Jesus was poured out like water, he was dried out like potsherd, he was cast as Christ but then he was cast out, the outcast. On the night before he was betrayed and crucified on the cross he said…
This cup is the new covenant in my blood, which is poured out for you. (Luke 22:20)
And so God’s pot was broken like bread and the cup was lifted up for the forgiveness of your sins. God has wet his hands in baptism to mould your mortal clay so you carry what was poured out of the cup of his Son for your salvation. You now contain the life blood of Christ himself in you, given and shed for you for the forgiveness of all your sins.
So as we hear from Paul from the beginning of his first letter to the Corinthians, grace and peace has come to you from God our Father and the Lord Jesus Christ. That God can be thanked for you because of his grace given you in Christ Jesus. You can trust that in him you have been enriched in every way.

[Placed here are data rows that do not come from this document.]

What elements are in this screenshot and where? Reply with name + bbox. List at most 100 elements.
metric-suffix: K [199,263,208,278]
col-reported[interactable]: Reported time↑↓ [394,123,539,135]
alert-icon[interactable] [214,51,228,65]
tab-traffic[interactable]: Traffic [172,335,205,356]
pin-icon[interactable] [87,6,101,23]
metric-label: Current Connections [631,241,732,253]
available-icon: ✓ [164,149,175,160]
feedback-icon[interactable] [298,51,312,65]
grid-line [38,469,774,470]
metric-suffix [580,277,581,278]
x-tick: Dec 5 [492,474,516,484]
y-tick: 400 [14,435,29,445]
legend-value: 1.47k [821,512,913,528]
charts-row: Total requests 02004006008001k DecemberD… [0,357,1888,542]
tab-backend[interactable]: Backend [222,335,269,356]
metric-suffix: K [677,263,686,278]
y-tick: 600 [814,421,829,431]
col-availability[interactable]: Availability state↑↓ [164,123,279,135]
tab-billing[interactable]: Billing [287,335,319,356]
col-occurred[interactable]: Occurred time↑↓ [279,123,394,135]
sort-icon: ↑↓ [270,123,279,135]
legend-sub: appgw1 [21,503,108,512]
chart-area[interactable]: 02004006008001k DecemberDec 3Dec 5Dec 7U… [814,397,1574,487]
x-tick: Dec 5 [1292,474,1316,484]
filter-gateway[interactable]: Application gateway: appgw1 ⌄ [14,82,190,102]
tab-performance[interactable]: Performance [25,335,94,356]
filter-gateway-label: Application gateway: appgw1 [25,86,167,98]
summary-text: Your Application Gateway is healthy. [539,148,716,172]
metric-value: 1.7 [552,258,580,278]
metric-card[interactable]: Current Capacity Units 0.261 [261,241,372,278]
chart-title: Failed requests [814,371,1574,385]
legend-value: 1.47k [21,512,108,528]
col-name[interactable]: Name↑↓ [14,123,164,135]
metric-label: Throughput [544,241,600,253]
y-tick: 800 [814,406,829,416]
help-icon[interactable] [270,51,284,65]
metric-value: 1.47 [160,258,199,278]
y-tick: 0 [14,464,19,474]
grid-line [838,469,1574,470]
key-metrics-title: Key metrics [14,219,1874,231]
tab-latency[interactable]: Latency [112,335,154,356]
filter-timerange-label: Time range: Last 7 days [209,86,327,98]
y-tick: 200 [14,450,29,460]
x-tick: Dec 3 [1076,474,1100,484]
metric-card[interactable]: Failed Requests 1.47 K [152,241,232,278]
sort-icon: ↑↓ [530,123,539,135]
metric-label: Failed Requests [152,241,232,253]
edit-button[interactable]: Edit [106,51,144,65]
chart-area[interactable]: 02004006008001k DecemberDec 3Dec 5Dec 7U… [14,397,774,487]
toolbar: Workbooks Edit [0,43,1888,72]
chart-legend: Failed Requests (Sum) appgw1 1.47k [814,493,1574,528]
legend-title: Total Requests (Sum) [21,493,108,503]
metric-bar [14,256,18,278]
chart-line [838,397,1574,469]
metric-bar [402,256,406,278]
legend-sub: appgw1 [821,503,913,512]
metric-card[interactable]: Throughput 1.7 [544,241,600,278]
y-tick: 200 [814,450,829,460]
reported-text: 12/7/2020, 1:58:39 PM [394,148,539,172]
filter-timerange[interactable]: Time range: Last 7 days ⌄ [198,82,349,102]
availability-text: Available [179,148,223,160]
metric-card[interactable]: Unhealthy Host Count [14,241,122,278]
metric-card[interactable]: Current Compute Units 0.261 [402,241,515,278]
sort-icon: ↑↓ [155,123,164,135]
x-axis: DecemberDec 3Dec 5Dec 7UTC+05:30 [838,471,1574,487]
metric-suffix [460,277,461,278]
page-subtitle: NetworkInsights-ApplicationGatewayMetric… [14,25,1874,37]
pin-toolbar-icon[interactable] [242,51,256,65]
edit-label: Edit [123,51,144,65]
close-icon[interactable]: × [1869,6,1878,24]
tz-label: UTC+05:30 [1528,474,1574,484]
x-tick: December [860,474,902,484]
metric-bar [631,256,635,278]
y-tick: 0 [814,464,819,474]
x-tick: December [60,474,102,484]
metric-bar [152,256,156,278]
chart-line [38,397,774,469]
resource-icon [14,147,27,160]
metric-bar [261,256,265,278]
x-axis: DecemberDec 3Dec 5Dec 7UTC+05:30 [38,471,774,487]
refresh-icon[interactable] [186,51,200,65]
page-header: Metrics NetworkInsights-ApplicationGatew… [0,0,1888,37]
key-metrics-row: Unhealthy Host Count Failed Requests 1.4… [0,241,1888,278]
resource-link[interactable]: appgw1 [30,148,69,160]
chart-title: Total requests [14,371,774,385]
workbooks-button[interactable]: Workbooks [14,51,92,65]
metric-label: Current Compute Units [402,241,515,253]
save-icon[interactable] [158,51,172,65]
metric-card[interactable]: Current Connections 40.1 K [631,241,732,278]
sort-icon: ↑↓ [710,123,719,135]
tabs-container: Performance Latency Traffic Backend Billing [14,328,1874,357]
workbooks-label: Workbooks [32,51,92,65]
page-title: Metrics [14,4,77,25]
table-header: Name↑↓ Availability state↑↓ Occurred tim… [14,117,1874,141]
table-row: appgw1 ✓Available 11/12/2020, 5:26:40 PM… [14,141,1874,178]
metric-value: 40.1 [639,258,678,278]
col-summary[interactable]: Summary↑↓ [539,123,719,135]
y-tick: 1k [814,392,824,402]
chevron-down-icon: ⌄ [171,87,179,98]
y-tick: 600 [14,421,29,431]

Therefore, know, you do not lack any spiritual gift as you eagerly wait for our Lord Jesus Christ to be revealed. Also know as you struggle with your fragility, only Christ who continually sends the Holy Spirit through his written word will keep you strong to the end, so you will be blameless on the day of our Lord Jesus Christ.
And God, who has called you into fellowship with his Son Jesus Christ our Lord, is faithful. He won’t let you down, but he will allow you to be poured out and broken so Christ might flow onto others. But after it is done those who trust his faithfulness will be raised like Christ, to be with Christ, restored and revived, in all the holiness and peace of eternal life, forevermore Amen.